A more recent development is the ability of a number of search engines to infer implicit information from the context of the search query itself and to evaluate it additionally. In this way, the ambiguities of the search query, which are typically present in incomplete search queries, can be reduced and the relevance of the search results (i.e., the correspondence with the conscious or unconscious expectations of the searcher) can be increased. From the semantic similarities of the entered search terms, one or more underlying meanings of the query are inferred (see also: Semantic Search). In this way, the result set is expanded to include hits for semantically related search terms that are not explicitly entered in the query.
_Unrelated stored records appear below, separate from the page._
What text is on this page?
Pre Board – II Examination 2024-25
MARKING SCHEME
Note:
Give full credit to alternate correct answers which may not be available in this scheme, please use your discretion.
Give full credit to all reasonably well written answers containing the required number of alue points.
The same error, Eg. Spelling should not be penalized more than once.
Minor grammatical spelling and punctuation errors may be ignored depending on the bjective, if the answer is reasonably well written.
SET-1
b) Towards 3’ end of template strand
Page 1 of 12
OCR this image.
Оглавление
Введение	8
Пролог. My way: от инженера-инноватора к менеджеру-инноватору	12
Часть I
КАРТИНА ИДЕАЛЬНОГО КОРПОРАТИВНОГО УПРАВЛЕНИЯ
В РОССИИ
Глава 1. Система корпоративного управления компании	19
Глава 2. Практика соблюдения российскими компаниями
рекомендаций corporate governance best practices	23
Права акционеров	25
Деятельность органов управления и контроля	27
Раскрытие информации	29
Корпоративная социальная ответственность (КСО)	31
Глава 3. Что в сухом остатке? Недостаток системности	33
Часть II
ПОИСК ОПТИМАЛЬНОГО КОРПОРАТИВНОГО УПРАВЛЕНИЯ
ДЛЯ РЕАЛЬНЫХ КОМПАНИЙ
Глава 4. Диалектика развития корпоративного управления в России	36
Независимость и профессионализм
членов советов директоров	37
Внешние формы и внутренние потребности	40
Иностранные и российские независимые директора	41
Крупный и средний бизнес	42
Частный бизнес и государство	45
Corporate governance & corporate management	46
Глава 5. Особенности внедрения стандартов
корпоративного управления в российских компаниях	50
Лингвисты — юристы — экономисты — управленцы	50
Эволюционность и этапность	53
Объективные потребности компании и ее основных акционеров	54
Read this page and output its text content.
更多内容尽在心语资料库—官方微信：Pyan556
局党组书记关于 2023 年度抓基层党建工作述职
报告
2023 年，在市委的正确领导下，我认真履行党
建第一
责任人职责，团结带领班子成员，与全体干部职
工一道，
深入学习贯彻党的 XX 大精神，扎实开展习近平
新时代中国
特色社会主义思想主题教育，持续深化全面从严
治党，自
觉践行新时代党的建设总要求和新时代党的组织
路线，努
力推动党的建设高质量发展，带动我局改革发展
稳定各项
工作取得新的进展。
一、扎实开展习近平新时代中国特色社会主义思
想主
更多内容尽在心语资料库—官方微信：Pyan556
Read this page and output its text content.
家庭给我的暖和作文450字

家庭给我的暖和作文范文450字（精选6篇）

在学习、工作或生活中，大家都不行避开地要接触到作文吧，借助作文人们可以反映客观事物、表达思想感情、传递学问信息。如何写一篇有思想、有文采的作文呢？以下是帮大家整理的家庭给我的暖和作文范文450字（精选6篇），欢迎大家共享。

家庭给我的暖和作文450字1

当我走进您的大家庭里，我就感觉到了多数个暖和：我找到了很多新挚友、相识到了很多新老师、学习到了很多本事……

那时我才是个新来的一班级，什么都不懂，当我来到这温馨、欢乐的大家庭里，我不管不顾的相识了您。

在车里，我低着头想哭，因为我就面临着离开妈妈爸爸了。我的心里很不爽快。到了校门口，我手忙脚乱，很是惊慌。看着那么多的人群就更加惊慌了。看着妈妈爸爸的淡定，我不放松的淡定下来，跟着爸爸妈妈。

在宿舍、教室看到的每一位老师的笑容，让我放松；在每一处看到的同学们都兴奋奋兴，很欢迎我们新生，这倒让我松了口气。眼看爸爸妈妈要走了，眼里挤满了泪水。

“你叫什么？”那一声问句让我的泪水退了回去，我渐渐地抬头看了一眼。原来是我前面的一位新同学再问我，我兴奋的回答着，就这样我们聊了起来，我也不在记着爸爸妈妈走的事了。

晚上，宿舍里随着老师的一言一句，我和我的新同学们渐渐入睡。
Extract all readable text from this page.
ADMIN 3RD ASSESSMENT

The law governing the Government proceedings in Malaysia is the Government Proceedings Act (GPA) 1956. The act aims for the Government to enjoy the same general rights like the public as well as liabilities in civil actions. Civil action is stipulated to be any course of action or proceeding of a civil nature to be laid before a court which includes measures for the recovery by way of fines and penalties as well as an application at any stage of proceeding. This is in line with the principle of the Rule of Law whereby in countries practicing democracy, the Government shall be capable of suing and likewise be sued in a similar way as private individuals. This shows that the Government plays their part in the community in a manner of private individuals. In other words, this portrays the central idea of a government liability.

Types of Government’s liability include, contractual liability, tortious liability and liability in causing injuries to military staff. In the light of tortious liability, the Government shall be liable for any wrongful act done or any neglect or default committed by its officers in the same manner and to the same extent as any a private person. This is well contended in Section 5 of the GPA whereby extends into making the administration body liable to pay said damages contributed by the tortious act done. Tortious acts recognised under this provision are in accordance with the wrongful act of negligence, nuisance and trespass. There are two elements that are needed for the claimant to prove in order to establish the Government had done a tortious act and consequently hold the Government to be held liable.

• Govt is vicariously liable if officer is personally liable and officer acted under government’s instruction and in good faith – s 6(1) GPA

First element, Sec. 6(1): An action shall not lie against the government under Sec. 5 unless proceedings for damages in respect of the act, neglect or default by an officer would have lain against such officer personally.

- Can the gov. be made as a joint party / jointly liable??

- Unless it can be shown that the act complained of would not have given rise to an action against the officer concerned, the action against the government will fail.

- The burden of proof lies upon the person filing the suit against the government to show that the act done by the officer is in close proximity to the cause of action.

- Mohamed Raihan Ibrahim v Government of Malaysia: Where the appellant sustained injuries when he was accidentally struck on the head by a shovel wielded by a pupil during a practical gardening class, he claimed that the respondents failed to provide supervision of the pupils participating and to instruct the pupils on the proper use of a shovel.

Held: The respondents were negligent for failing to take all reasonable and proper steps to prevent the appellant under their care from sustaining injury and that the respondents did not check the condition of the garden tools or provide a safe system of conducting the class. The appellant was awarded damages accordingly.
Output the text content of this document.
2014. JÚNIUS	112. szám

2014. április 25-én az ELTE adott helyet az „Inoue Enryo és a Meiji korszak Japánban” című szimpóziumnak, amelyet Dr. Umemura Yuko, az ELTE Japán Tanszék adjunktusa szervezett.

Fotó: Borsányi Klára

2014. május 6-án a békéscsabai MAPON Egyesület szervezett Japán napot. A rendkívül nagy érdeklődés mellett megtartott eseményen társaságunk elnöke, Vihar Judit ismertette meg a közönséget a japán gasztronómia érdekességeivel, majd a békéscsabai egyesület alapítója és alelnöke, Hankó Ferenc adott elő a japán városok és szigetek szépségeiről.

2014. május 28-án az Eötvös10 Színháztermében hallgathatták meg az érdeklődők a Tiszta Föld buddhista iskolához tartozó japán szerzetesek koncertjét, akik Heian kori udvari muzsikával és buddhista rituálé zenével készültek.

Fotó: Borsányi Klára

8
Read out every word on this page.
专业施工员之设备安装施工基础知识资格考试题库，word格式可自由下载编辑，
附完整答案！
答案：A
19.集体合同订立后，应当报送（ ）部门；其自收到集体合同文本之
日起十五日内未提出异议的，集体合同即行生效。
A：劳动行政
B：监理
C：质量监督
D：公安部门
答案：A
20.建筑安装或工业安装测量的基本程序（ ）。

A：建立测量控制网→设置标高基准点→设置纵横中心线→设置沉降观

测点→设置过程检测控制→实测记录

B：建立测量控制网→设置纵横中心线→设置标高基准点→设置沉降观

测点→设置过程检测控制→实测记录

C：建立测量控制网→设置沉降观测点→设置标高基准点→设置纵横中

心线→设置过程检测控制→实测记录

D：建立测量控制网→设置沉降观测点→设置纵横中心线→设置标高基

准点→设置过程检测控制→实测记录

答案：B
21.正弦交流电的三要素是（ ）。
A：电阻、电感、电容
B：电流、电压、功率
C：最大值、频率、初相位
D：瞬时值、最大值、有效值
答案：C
As a rule, this leads not only to a quantitative improvement of the results, but also to a qualitative improvement (of relevance) of the results, especially in the case of incomplete queries and search terms that are not optimally chosen, because the search intentions, which in these cases are rather blurred by the search terms, are reproduced surprisingly well in practice by the statistical methods used by the search engines.
Invisibly provided information (location information, and other information, in the case of queries from the mobile network) or inferred ‘meaning preferences’ from the user’s stored search history are further examples of information not explicitly specified in the entered search terms and used by several search engines to modify and improve the results.
There are also search engines that can only be queried with strictly formalized query languages, but can usually answer even very complex queries very precisely.